# New water dragon won't eat



## Brixtonian (Apr 13, 2010)

Hi, 
I bought a baby water dragon this afternoon, I've tried leaving him alone in the viv to get settle in but any time he sees me walk past he freezes or jumps out of the way, after a couple of hours i put a cricket in there and some cut up veggies to see what he likes but he hasn't tried to touch either.
how long before i should worry about the not eating? and any advice to get him to settle in quicker?

thanks


----------



## mmcdermid (Feb 26, 2009)

start to worry if hes still not eating in about......3 weeks time, even longer. water dragons are notoriously shy animals, especially when young, you will need to leave him for at least a couple of weeks to settle properly. if he continues to be very scared, try covering half the glass with newspaper so he has somewhere to hide.


----------



## Brixtonian (Apr 13, 2010)

3 weeks without eating!? will he survive that? (obviously i will continue to try)

he keeps trying to scrabble up the glass at the front of the viv too - is he trying to escape or what? 

i have put an old shoebox as a makeshift cave for him to hide in until i can make something better but he hasnt gone near it


----------



## KaneDragon (Feb 20, 2010)

He won't eat on his first day with you.

Like above said it's usually around 2 weeks before they settle in and will start to take food.
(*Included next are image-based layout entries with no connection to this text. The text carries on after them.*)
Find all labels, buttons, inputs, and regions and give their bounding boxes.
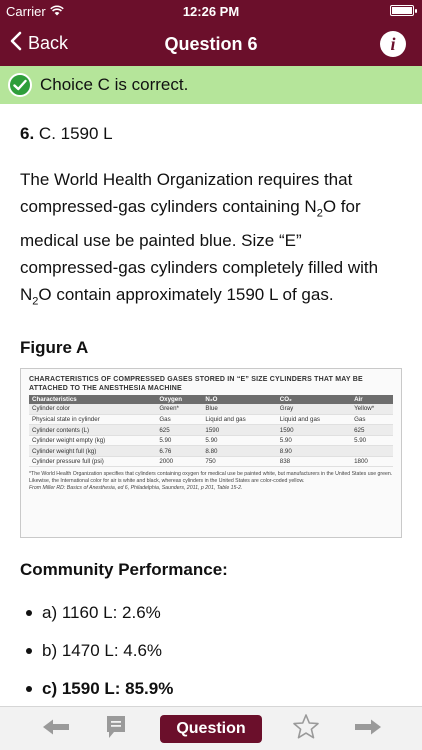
explanation-part-1: The World Health Organization requires t… — [20, 170, 353, 216]
table-cell: 6.76 — [156, 445, 203, 457]
question-number: 6. — [20, 124, 35, 143]
table-cell — [351, 445, 393, 457]
battery-icon — [390, 5, 417, 16]
bullet-icon — [26, 610, 32, 617]
top-bar: Carrier 12:26 PM Back Question 6 i — [0, 0, 422, 66]
navigation-bar: Back Question 6 i — [0, 22, 422, 66]
star-icon — [292, 713, 320, 745]
arrow-right-icon — [353, 718, 383, 741]
table-cell: 5.90 — [202, 435, 277, 447]
arrow-left-icon — [41, 718, 71, 741]
table-cell: 2000 — [156, 456, 203, 468]
correct-answer: 6. C. 1590 L — [20, 124, 402, 144]
table-cell: Gray — [276, 403, 352, 415]
table-cell: Liquid and gas — [276, 414, 352, 426]
figure-source: From Miller RD: Basics of Anesthesia, ed… — [29, 485, 243, 492]
table-cell: Cylinder color — [29, 403, 157, 415]
table-cell: Physical state in cylinder — [29, 414, 157, 426]
choice-a-stat: a) 1160 L: 2.6% — [42, 603, 161, 623]
bottom-toolbar: Question — [0, 706, 422, 750]
notes-button[interactable] — [102, 715, 130, 743]
previous-button[interactable] — [38, 715, 74, 743]
table-cell: Cylinder weight empty (kg) — [29, 435, 157, 447]
table-cell: 1590 — [276, 424, 352, 436]
choice-b-stat: b) 1470 L: 4.6% — [42, 641, 163, 661]
explanation-content: 6. C. 1590 L The World Health Organizati… — [20, 104, 402, 716]
list-item: c) 1590 L: 85.9% — [20, 678, 402, 701]
figure-table-body: Cylinder color Green* Blue Gray Yellow* Physi… — [29, 403, 393, 468]
table-row: Cylinder weight full (kg) 6.76 8.80 8.90 — [29, 445, 393, 457]
list-item: b) 1470 L: 4.6% — [20, 640, 402, 663]
table-cell: 5.90 — [156, 435, 203, 447]
explanation-part-3: O contain approximately 1590 L of gas. — [38, 285, 334, 305]
table-cell: Cylinder pressure full (psi) — [29, 456, 157, 468]
table-row: Cylinder contents (L) 625 1590 1590 625 — [29, 424, 393, 436]
figure-image[interactable]: CHARACTERISTICS OF COMPRESSED GASES STOR… — [20, 367, 402, 538]
figure-footnote: *The World Health Organization specifies… — [29, 471, 393, 484]
table-cell: Gas — [156, 414, 203, 426]
table-cell: Green* — [156, 403, 203, 415]
table-cell: Cylinder weight full (kg) — [29, 445, 157, 457]
next-button[interactable] — [350, 715, 386, 743]
table-cell: Gas — [351, 414, 393, 426]
explanation-text: The World Health Organization requires t… — [20, 166, 402, 316]
table-row: Cylinder weight empty (kg) 5.90 5.90 5.90 5.… — [29, 435, 393, 447]
table-row: Cylinder color Green* Blue Gray Yellow* — [29, 403, 393, 415]
table-cell: 1590 — [202, 424, 277, 436]
figure-table: Characteristics Oxygen N₂O CO₂ Air Cylinder … — [29, 394, 393, 468]
table-cell: 625 — [351, 424, 393, 436]
figure-heading: Figure A — [20, 337, 89, 357]
info-icon[interactable]: i — [380, 31, 406, 57]
figure-column-header: CO₂ — [276, 394, 352, 404]
community-list: a) 1160 L: 2.6% b) 1470 L: 4.6% c) 1590 … — [20, 602, 402, 701]
status-time: 12:26 PM — [182, 4, 240, 19]
notes-icon — [104, 714, 128, 745]
bullet-icon — [26, 648, 32, 655]
table-cell: Yellow* — [351, 403, 393, 415]
community-heading: Community Performance: — [20, 559, 228, 579]
table-cell: 625 — [156, 424, 203, 436]
bullet-icon — [26, 686, 32, 693]
table-cell: 5.90 — [351, 435, 393, 447]
table-cell: 5.90 — [276, 435, 352, 447]
result-banner: Choice C is correct. — [0, 66, 422, 104]
table-cell: 838 — [276, 456, 352, 468]
figure-title: CHARACTERISTICS OF COMPRESSED GASES STOR… — [29, 375, 363, 392]
answer-text: C. 1590 L — [38, 124, 113, 143]
status-bar: Carrier 12:26 PM — [0, 0, 422, 22]
check-circle-icon — [8, 73, 32, 97]
table-row: Physical state in cylinder Gas Liquid and … — [29, 414, 393, 426]
figure-column-header: Characteristics — [29, 394, 157, 404]
bookmark-button[interactable] — [290, 713, 322, 745]
table-cell: 8.80 — [202, 445, 277, 457]
table-cell: 1800 — [351, 456, 393, 468]
table-cell: 8.90 — [276, 445, 352, 457]
result-text: Choice C is correct. — [40, 75, 189, 94]
table-cell: Blue — [202, 403, 277, 415]
question-button[interactable]: Question — [160, 715, 262, 743]
table-cell: 750 — [202, 456, 277, 468]
page-title: Question 6 — [164, 34, 258, 54]
table-cell: Cylinder contents (L) — [29, 424, 157, 436]
figure-column-header: Oxygen — [156, 394, 203, 404]
table-row: Cylinder pressure full (psi) 2000 750 838 18… — [29, 456, 393, 468]
figure-table-header: Characteristics Oxygen N₂O CO₂ Air — [29, 394, 393, 404]
figure-column-header: N₂O — [202, 394, 277, 404]
list-item: a) 1160 L: 2.6% — [20, 602, 402, 625]
choice-c-stat: c) 1590 L: 85.9% — [42, 679, 174, 699]
table-cell: Liquid and gas — [202, 414, 277, 426]
figure-column-header: Air — [351, 394, 393, 404]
Also, it is very rare that a baby water dragon will eat veg.


----------



## beardys (Sep 28, 2009)

if its a baby then try putting a few coconut hides in there and greenary so that it somewhere to hide.as already said they can take a couple of weeks to settle in.just keep spraying everyday to keep him hydrated and keep the humidity up. just leave it alone and dont disturb for a few days. it will settle in.they can be very funny little things as babies


----------



## sharpstrain (May 24, 2008)

assuming your light is not your form of heat - switch the light off and leave it alone - it is scared and it will feel safer without lights


----------



## 3felix9 (Jul 31, 2010)

*water dragon won't eat*

Looks as if you had everything prepared for him- shoebox for a hide etc. Make sure he has water to splash in and feed him mealworms and waxworms . Don't keep looking at him or poking him !!!!


----------



## Emmanuel (Apr 16, 2021)

I just got a baby water dragon on Monday, I put greens and meal worms crickets and he hasn't touched it


----------



## Emmanuel (Apr 16, 2021)

you guys are ass holes


----------



## murrindindi (Feb 19, 2009)

Emmanuel said:


> you guys are ass holes



Why are you commenting on the thread, it`s over 10 years old, in fact why have you joined the forum?


----------



## Shellsfeathers&fur (Jan 18, 2009)

Emmanuel said:


> you guys are ass holes


Takes one to know one. Goodbye.


----------